Importantly, the application of the legislation depends on the date on which the insolvency proceeding commences. Neither the date the tax debts were accrued nor the date of the floating charge are taken into account. There is provision for regulations to be made limiting the amounts which will be given preferential status to those referable to a particular period, but no such regulations have yet been made. This means that existing tax debts going back a number of years would be elevated to preferential status, regardless of whether there is a floating charge which pre-dates the debts and/or was entered into before the legislative changes took effect or were even announced. The potential floating charge realisations from existing lending may therefore be affected.
The changes were originally proposed to apply to insolvencies in England, Wales and Scotland only, but at the 2020 budget it was announced that they would also extend to Northern Ireland.
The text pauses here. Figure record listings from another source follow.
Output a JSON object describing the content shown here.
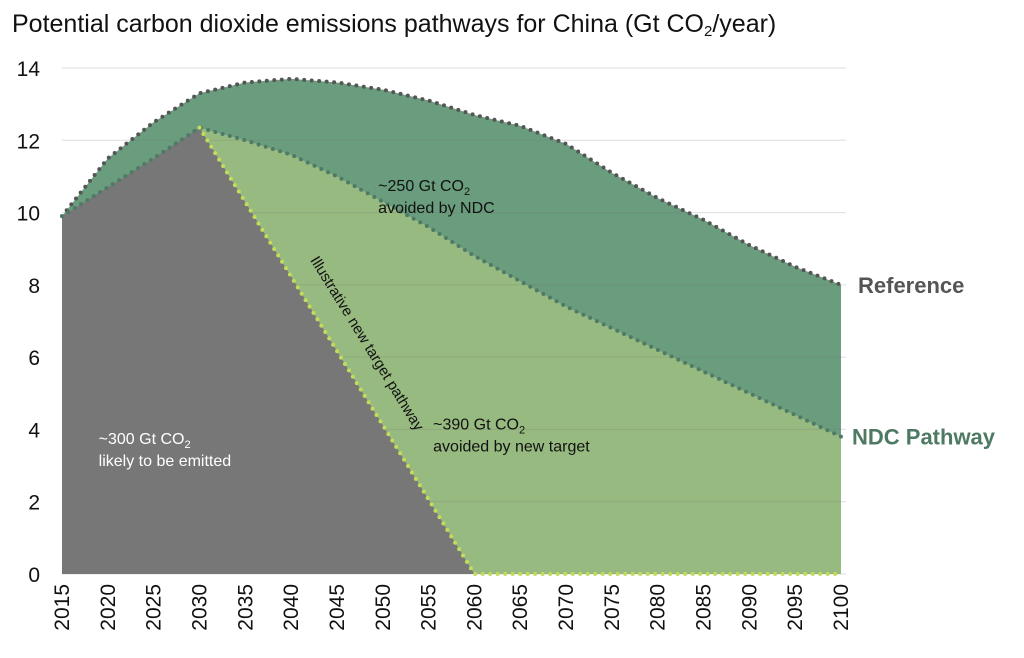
{
  "chart_data": {
    "type": "area",
    "title_main": "Potential carbon dioxide emissions pathways for China (Gt CO",
    "title_sub": "2",
    "title_end": "/year)",
    "x": [
      2015,
      2020,
      2025,
      2030,
      2035,
      2040,
      2045,
      2050,
      2055,
      2060,
      2065,
      2070,
      2075,
      2080,
      2085,
      2090,
      2095,
      2100
    ],
    "xlim": [
      2015,
      2100
    ],
    "ylim": [
      0,
      14
    ],
    "yticks": [
      0,
      2,
      4,
      6,
      8,
      10,
      12,
      14
    ],
    "grid": true,
    "series": [
      {
        "name": "Reference",
        "color": "#6a9c7e",
        "label_color": "#555555",
        "dot_color": "#555555",
        "values": [
          9.9,
          11.5,
          12.5,
          13.3,
          13.6,
          13.7,
          13.6,
          13.4,
          13.1,
          12.7,
          12.4,
          11.9,
          11.1,
          10.4,
          9.8,
          9.1,
          8.5,
          8.0
        ]
      },
      {
        "name": "NDC Pathway",
        "color": "#97ba80",
        "label_color": "#4e7a63",
        "dot_color": "#4f7a66",
        "values": [
          9.9,
          10.7,
          11.5,
          12.35,
          12.0,
          11.6,
          11.0,
          10.3,
          9.6,
          8.8,
          8.1,
          7.4,
          6.8,
          6.2,
          5.6,
          5.0,
          4.4,
          3.8
        ]
      },
      {
        "name": "Illustrative new target pathway",
        "color": "#777777",
        "dot_color": "#c5dc5a",
        "values": [
          9.9,
          10.7,
          11.5,
          12.35,
          10.29,
          8.23,
          6.17,
          4.12,
          2.06,
          0,
          0,
          0,
          0,
          0,
          0,
          0,
          0,
          0
        ]
      }
    ],
    "annotations": [
      {
        "line1": "~250 Gt CO",
        "sub": "2",
        "line2": "avoided by NDC",
        "x": 2049.5,
        "y": 10.6
      },
      {
        "line1": "~390 Gt CO",
        "sub": "2",
        "line2": "avoided by new target",
        "x": 2055.5,
        "y": 4.0
      },
      {
        "line1": "~300 Gt CO",
        "sub": "2",
        "line2": "likely to be emitted",
        "x": 2019,
        "y": 3.6
      }
    ],
    "pathway_label": "Illustrative new target pathway"
  }
}
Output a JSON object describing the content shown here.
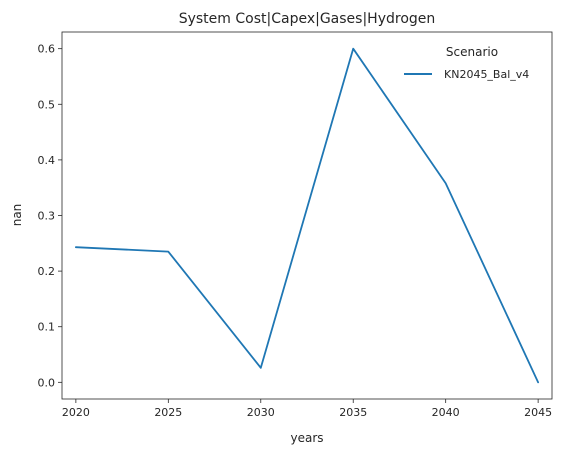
{
  "chart_data": {
    "type": "line",
    "title": "System Cost|Capex|Gases|Hydrogen",
    "xlabel": "years",
    "ylabel": "nan",
    "x": [
      2020,
      2025,
      2030,
      2035,
      2040,
      2045
    ],
    "xticks": [
      "2020",
      "2025",
      "2030",
      "2035",
      "2040",
      "2045"
    ],
    "yticks": [
      "0.0",
      "0.1",
      "0.2",
      "0.3",
      "0.4",
      "0.5",
      "0.6"
    ],
    "xlim": [
      2019.25,
      2045.75
    ],
    "ylim": [
      -0.03,
      0.63
    ],
    "grid": false,
    "legend": {
      "title": "Scenario",
      "placement": "top-right"
    },
    "series": [
      {
        "name": "KN2045_Bal_v4",
        "color": "#1f77b4",
        "values": [
          0.243,
          0.235,
          0.026,
          0.6,
          0.358,
          0.0
        ]
      }
    ]
  }
}
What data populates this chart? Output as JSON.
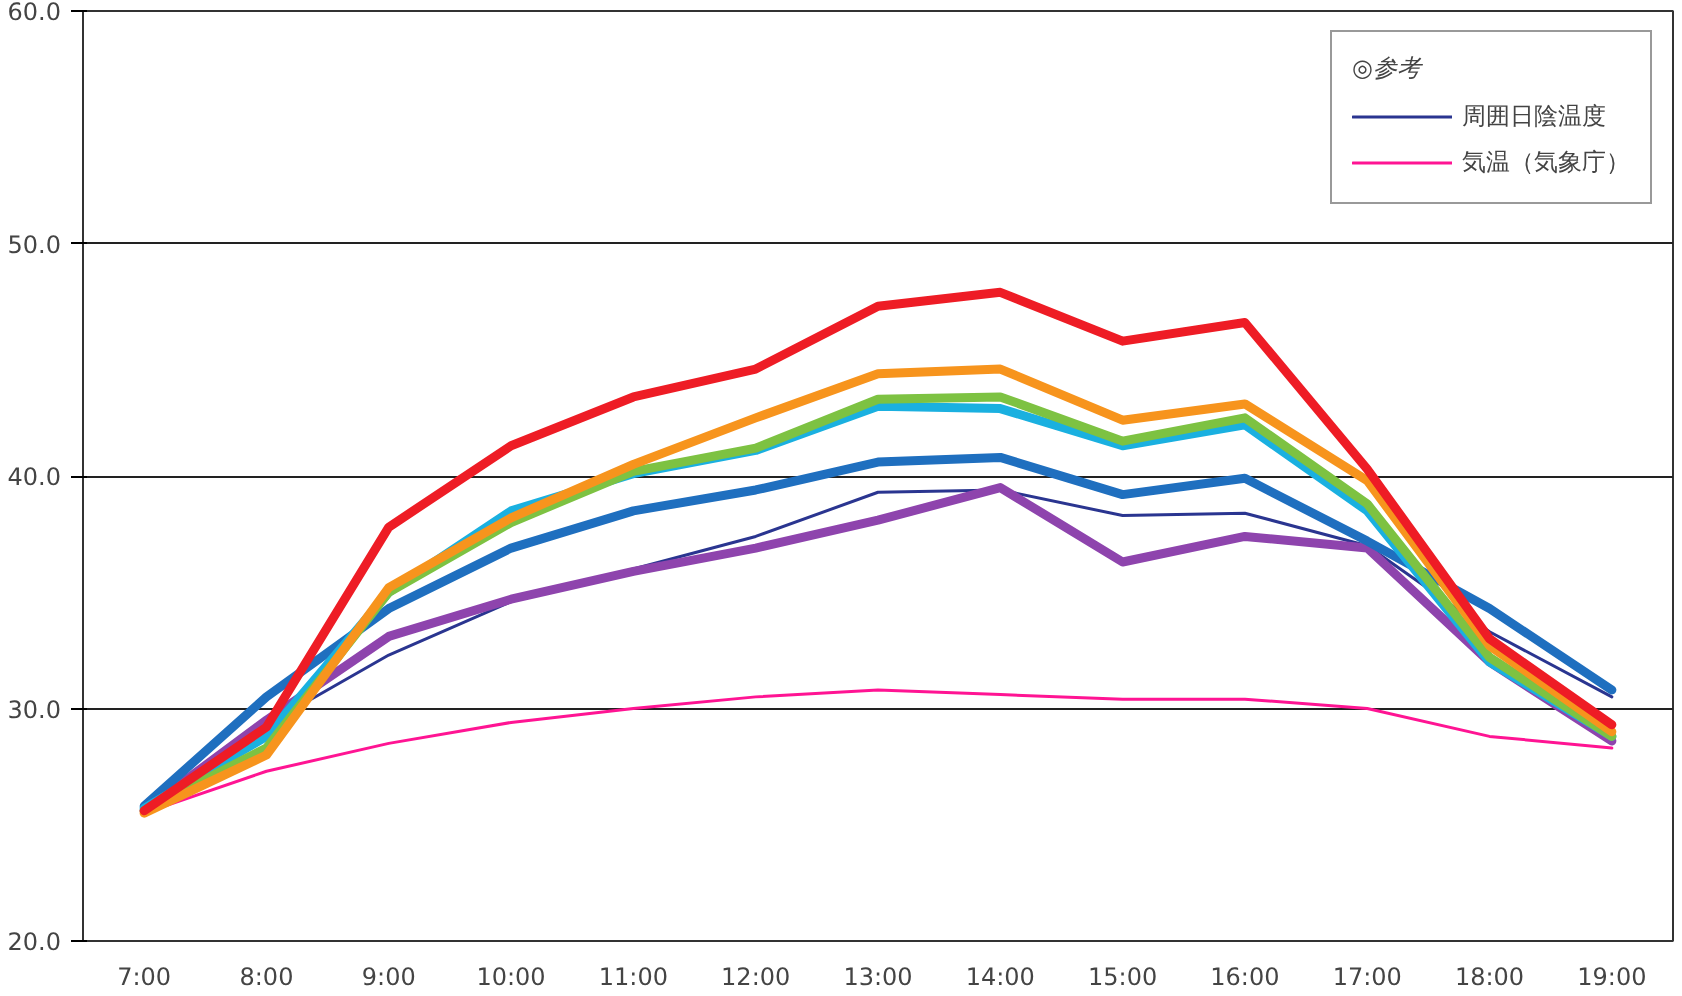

Lenders will also need to be mindful of a parallel legislative change, initially announced in the government’s response to its consultation on Insolvency and Corporate Governance, published on 26 August 2018 and subsequently taking effect on 6 April 2020, whereby the cap on the prescribed part was increased from GBP600,000 to GBP800,000 in respect of floating charges granted on or after 6 April 2020, further reducing recoveries under the floating charge and therefore the value of this security.
Why?
HMRC has stated that the change is intended to protect public funds and, based on its analysis, ensure that there is an estimated GBP185 million increase in taxes reaching the government. However, the proposals have been subject to criticism since they were put forward in the 2018 budget. Notwithstanding such objections, the government has moved forwards with the original proposal.
Who will be affected?
Floating charge holders and unsecured creditors will essentially foot the bill for these taxes, because the prior ranking of HMRC's claim will dilute the realisations available to pay their claims. However, HMRC's claim will still rank behind lenders in respect of their fixed charge realisations and expenses of the administration/liquidation, which will include the fees of the insolvency office holder.